Many scientific, financial, data mining and sensor network applications need to work with continuous, rather than discrete data e.g., temperature as a function of location, or stock prices or vehicle trajectories as a function of time. Querying raw or discrete data is unsatisfactory for these applications -- e.g., in a sensor network, it is necessary to interpolate sensor readings to predict values at locations where sensors are not deployed. In other situations, raw data can be inaccurate owing to measurement errors, and it is useful to fit continuous functions to raw data and query the functions, rather than raw data itself -- e.g., fitting a smooth curve to noisy sensor readings, or a smooth trajectory to GPS data containing gaps or outliers. Existing databases do not support storing or querying continuous functions, short of brute-force discretization of functions into a collection of tuples. We present FunctionDB, a novel database system that treats mathematical functions as first-class citizens that can be queried like traditional relations.

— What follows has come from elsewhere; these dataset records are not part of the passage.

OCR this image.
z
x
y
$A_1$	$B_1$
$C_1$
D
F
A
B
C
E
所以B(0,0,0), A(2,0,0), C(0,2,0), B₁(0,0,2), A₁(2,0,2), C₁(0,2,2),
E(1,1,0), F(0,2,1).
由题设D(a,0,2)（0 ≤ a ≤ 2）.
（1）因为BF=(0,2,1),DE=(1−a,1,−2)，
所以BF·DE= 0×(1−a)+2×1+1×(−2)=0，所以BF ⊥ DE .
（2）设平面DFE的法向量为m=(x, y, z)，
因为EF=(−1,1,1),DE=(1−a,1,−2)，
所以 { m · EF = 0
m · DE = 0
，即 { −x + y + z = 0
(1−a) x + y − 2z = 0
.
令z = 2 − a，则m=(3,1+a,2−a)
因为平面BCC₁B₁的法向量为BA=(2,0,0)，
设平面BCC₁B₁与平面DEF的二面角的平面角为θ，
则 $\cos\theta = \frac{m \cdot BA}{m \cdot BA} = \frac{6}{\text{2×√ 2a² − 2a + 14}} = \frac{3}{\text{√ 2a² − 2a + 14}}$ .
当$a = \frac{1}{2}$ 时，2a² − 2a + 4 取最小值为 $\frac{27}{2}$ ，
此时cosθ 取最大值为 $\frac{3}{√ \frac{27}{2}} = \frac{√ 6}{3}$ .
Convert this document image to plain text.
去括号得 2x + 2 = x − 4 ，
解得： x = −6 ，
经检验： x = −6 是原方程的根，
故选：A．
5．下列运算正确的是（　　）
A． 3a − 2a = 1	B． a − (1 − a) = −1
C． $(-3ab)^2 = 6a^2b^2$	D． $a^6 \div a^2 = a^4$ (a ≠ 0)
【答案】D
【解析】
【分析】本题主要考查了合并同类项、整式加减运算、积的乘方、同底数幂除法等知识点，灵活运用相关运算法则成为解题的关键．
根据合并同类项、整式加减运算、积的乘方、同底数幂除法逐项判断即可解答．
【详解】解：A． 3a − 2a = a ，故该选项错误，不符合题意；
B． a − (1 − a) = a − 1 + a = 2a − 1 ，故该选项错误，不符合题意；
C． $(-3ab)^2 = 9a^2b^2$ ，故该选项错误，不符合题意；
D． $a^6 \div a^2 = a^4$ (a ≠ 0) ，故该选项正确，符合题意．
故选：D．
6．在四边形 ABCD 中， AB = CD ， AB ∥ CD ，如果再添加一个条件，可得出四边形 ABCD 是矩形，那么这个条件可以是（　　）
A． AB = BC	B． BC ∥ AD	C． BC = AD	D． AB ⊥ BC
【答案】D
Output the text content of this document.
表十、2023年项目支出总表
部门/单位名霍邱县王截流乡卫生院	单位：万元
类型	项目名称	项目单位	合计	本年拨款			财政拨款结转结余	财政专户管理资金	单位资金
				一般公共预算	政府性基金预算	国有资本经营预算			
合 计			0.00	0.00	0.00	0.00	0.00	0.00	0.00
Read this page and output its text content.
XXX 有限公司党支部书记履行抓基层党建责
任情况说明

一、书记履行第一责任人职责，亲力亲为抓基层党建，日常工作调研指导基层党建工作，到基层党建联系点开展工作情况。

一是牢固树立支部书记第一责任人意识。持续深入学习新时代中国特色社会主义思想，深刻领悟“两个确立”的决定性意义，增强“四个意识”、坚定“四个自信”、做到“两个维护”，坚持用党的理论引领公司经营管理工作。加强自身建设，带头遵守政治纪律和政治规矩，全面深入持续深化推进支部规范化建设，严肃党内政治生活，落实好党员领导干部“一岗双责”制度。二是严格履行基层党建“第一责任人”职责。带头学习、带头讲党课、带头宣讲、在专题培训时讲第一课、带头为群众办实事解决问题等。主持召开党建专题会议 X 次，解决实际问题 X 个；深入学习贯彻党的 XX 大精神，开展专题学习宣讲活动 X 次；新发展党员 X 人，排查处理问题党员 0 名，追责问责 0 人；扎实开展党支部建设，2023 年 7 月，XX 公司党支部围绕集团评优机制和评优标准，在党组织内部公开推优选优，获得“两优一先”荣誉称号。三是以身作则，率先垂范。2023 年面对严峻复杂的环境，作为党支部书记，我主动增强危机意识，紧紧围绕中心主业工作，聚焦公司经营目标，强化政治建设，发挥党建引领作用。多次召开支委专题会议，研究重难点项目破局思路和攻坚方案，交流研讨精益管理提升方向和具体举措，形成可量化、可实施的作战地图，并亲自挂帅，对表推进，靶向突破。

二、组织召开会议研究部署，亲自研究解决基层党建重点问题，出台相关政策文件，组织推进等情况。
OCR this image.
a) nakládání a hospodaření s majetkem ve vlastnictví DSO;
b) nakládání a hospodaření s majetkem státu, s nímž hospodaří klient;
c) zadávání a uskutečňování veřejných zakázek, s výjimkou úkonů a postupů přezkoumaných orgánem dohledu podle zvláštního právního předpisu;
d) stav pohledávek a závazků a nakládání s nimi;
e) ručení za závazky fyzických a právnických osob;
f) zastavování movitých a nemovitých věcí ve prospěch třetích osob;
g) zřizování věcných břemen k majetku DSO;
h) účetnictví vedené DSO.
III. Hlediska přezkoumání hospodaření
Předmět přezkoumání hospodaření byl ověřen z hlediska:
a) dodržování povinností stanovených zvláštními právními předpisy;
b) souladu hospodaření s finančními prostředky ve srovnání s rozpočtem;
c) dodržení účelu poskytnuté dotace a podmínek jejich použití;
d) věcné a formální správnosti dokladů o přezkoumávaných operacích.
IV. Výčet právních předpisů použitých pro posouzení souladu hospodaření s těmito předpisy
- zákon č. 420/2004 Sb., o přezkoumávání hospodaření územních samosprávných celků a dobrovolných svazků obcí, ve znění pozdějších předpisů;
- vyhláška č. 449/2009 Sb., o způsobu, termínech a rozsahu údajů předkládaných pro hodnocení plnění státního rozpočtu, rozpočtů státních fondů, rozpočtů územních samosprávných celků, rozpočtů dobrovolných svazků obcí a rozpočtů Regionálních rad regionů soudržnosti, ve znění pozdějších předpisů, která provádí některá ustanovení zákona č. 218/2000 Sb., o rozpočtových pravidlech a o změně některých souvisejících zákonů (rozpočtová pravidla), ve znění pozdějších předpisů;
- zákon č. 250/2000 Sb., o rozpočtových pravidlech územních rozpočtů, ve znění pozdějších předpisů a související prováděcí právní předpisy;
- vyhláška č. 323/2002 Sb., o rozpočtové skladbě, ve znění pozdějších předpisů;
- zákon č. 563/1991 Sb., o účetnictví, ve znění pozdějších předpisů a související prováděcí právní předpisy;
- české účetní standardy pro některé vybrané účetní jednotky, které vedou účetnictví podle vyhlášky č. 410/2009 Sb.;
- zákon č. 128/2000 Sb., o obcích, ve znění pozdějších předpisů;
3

The key contribution of FunctionDB is an efficient and accurate algebraic query processor - for the broad class of multi-variable polynomial functions, FunctionDB executes queries directly on the algebraic representation of functions without materializing them into discrete points, using symbolic operations: zero finding, variable substitution, and integration. Even when closed form solutions are intractable, FunctionDB leverages symbolic approximation operations to improve performance. We evaluate FunctionDB on real data sets from a temperature sensor network, and on traffic traces from Boston roads. We show that operating in the functional domain has substantial advantages in terms of accuracy (15-30%) and up to order of magnitude (10x-100x) performance wins over existing approaches that represent models as discrete collections of points.


REFERENCES

Note: OCR errors may be found in this Reference List extracted from the full text article. ACM has opted to expose the complete List rather than only correct and linked references.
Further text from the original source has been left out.